Published online Dec 21, 2020. doi: 10.3748/wjg.v26.i47.7538
Peer-review started: July 27, 2020
First decision: September 30, 2020
Revised: October 12, 2020
Accepted: November 29, 2020
Article in press: November 29, 2020
Published online: December 21, 2020
Seeking potentially novel blood markers of liver fibrosis and steatosis is constantly of crucial importance. Despite a growing number of studies in this field of hepatology, a certain role of hematological indices in the course of liver disorders has not been fully elucidated, yet.
To evaluate a diagnostic accuracy of neutrophil-to-lymphocyte ratio (NLR), platelet-to-lymphocyte ratio (PLR) and mean platelet volume-to-platelet-ratio (MPR) in the course of alcoholic liver cirrhosis (ALC) and nonalcoholic fatty liver disease (NAFLD).
One hundred forty-two patients with ALC, 92 with NAFLD and 68 persons in control group were enrolled in the study. Hematological indices (NLR, PLR and MPR), indirect and direct markers of liver fibrosis (aspartate transaminase to alkaline transaminase ratio, aspartate transaminase to platelet ratio index, fibrosis-4, gamma-glutamyl transpeptidase to platelet ratio, procollagen I carboxyterminal propeptide, procollagen III aminoterminal propeptide, transforming growth factor-α, platelet-derived growth factor AB, laminin) were measured in each person. Model for end-stage liver disease (MELD) score in ALC group and NAFLD fibrosis score together with BARD score were calculated in NAFLD patients. Receiver operating characteristic (ROC) curves and area under the curve (AUC) values were applied to assess the sensitivity and specificity of examined markers and to evaluate proposed cut-offs of measured indices in the course of ALC and NAFLD.
MPR and NLR values in ALC patients were significantly higher in comparison to control group; PLR level was significantly lower. MPR and PLR correlated with assessed indirect and direct markers of liver fibrosis. MPR, NLR and PLR correlated with MELD score. NLR level in NAFLD patients was significantly higher in comparison to controls. MPR correlated with indirect markers of liver fibrosis and NAFLD fibrosis score. AUC values and proposed cut-offs for NLR, PLR and MPR in ALC patients were: 0.821 (> 2.227), 0.675 (< 70.445) and 0.929 (> 0.048), respectively. AUC values and proposed cut-offs for NLR, PLR and MPR in NAFLD group were: 0.725 (> 2.034), 0.528 (> 97.101) and 0.547 (> 0.038), respectively.
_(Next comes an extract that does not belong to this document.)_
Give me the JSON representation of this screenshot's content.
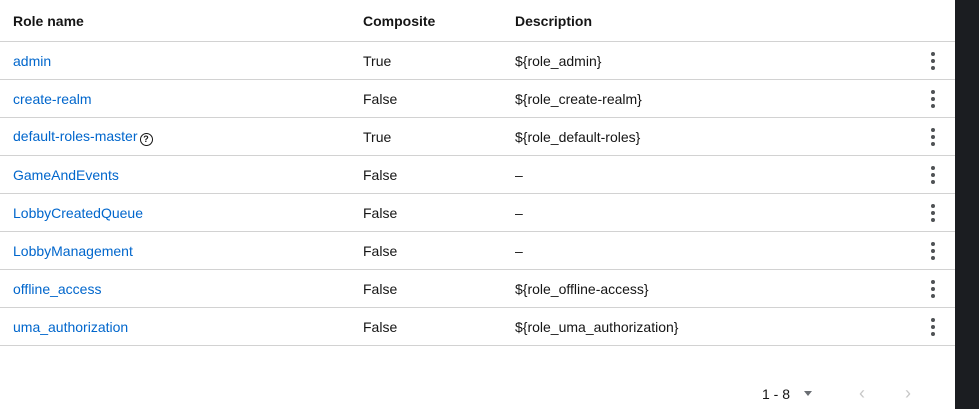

Hematological markers are inseparably connected with serological indices of liver fibrosis in ALC and NAFLD patients. MPR and NLR turned out to be the most powerful parameters in ALC patients.
Core Tip: Neutrophil-to-lymphocyte ratio (NLR), platelet-to-lymphocyte ratio (PLR) and mean platelet volume-to-platelet-ratio (MPR) seem to be unexplored in Polish population of patients with alcoholic liver cirrhosis (ALC) and non-alcoholic fatty liver disease (NAFLD). What is more, according to available literature, relationships between NLR, MPR, PLR and serological (indirect and indirect) markers of liver fibrosis have never been investigated in a single study, yet. We found MPR to be a parameter with high diagnostic accuracy in the course ALC, correlating with model for end-stage liver disease score and serological markers of liver fibrosis. Hematological indices should be considered as potential tools in the noninvasive diagnostics in hepatology.